Every college student wants to know how to make the best of his or her experience, and every applicant wants to a find a school that will facilitate a great experience. Students often worry about the size, location, programs and cost as determining factors for their four years.
Daniel Chambiss, a sociology professor at Hamilton College, and Christopher Takacs, a graduate student in sociology at the University of Chicago, began a study to determine what makes for a positive college experience. In their recent book, How College Works, Chambiss and Takacs reveal their research.
“What really matters in college is who meets whom, and when. It’s the people, not the programs, that make a difference,” says Chambiss. Chambiss and Takacs found that interpersonal relationships are huge determinants in a college experience: peers, roommates, professors and friends will shape the four years of college.
Furthermore, Chambiss and Takacs explore major choices and what determines a student’s interest. Despite suggestions that future salaries or tuition incentives might affect one’s selection, they discover that a student’s view on a subject is almost entirely determined by his or her experience with a teacher.
“Undergraduates are significantly more likely to major in a field if they have an inspiring and caring faculty member in their introduction to the field,” writes Scott Jaschik for Inside Higher Ed. “And they are equally likely to write off a field based on a single negative experience with a professor.”
The first year of college is extremely formative based on this research.

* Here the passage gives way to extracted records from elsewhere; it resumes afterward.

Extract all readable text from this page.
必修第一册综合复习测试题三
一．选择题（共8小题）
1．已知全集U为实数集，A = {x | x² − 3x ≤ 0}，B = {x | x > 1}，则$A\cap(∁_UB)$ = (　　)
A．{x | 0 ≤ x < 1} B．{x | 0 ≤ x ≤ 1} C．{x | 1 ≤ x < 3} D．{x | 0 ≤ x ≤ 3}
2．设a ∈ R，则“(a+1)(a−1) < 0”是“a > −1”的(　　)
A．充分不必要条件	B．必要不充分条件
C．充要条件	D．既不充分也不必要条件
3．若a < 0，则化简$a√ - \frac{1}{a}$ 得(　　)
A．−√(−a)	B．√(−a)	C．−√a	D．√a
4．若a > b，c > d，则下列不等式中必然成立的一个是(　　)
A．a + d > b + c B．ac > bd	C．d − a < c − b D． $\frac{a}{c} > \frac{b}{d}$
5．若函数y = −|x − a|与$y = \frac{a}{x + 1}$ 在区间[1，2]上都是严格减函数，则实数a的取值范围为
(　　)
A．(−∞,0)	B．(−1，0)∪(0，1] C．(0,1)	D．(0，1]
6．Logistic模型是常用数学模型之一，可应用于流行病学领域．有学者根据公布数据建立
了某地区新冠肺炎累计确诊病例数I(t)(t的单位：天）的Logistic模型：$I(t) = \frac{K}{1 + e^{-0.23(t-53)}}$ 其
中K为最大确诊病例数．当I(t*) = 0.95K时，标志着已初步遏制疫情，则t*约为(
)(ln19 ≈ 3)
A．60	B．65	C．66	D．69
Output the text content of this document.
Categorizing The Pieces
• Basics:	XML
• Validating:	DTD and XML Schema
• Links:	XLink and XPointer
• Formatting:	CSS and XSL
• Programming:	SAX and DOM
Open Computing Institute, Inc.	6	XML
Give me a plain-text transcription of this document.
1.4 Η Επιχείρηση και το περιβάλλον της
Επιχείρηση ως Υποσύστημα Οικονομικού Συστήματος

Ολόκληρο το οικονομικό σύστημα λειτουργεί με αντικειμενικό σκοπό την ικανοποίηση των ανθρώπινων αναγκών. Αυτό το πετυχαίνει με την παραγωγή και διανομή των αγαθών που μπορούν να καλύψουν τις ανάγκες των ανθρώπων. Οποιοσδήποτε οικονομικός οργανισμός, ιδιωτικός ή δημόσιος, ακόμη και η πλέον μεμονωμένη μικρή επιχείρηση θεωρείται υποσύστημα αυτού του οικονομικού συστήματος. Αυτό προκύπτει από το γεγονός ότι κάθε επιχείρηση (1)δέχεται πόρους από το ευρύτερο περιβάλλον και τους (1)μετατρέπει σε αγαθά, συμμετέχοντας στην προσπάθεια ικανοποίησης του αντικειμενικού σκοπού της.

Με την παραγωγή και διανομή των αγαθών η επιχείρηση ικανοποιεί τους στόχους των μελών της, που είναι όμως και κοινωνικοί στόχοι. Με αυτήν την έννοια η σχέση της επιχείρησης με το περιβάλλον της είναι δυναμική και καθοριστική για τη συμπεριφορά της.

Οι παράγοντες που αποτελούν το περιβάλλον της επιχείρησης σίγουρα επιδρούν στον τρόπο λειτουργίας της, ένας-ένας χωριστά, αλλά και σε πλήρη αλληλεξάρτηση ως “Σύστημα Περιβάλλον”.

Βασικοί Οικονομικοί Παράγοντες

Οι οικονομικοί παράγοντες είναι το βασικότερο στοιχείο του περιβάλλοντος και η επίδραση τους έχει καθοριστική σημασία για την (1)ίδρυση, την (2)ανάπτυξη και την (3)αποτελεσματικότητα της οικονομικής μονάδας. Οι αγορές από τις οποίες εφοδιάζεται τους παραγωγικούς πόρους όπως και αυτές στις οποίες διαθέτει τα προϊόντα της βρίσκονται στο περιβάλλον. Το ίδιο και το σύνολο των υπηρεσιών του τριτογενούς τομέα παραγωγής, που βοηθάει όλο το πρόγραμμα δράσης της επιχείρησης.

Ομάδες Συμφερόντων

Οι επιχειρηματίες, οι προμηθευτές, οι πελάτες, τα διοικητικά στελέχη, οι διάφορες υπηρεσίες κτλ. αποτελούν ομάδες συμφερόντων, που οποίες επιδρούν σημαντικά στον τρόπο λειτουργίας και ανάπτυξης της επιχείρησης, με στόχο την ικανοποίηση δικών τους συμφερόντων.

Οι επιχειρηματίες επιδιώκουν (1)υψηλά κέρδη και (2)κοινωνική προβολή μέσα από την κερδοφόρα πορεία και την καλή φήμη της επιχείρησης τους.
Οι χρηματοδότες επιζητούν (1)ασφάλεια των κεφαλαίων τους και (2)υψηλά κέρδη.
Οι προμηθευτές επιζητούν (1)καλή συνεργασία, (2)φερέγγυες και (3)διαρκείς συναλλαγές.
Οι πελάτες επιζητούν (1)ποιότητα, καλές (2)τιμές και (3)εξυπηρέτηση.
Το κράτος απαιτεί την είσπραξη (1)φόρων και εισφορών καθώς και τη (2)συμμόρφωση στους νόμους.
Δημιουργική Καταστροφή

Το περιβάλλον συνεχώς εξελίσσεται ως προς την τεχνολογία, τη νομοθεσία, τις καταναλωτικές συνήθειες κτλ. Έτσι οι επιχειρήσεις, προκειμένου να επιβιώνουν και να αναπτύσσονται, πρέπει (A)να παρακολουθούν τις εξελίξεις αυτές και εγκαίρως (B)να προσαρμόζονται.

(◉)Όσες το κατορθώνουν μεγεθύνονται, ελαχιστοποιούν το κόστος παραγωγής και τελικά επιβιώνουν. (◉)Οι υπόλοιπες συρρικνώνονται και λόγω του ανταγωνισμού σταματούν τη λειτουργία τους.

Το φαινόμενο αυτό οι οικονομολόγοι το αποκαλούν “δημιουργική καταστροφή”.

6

It is clear that the people and professors you meet will not only shape your four years at college but also beyond.
"Faculty determine students' taste for academic fields by acting as gatekeepers, either by welcoming them into an area of knowledge, encouraging and inspiring them to explore it, or by raising the costs of entry so high so as to effectively prohibit continuing in it," according to Chambiss and Takacs.
So, with this in mind, what can students do to make the most of their time, money and energy?
Chambiss and Takacs suggest, “As a freshman, live in one of the old-fashioned dorms with the long hallways, multiple roommates and communal bathroom, where you’ll have to bump into a lot of different people every day.”
Even though students at Boston College may prefer the privacy, meeting and talking with other students is crucial.
The researchers continue, “Try to get to know a lot of people your first year, when everyone is looking for friends. Most students don’t make their friends in classes. It helps to join a large high-contact activity, like a sports team or choir, where people see each other at least twice a week.”
In terms of the classroom experience, Chambiss and Takacs stress the importance of the “teacher over the topic.” It is also important to recognize how much the introductory and CORE classes can shape one’s understanding and appreciation of a subject.
One bad professor in a writing or calculus class might determine your views for the next four years. So, for those unsure of majors, seek out professors who will make the subject stimulating.
Taking the time to meet new people in your dorm or researching a professor can completely alter your experience at college. Although the research was conducted at Hamilton, a small, liberal college, Chambiss is adamant that his findings are applicable anywhere. College isn’t about the location or the size; according to Chambiss and Takacs, it's about the people.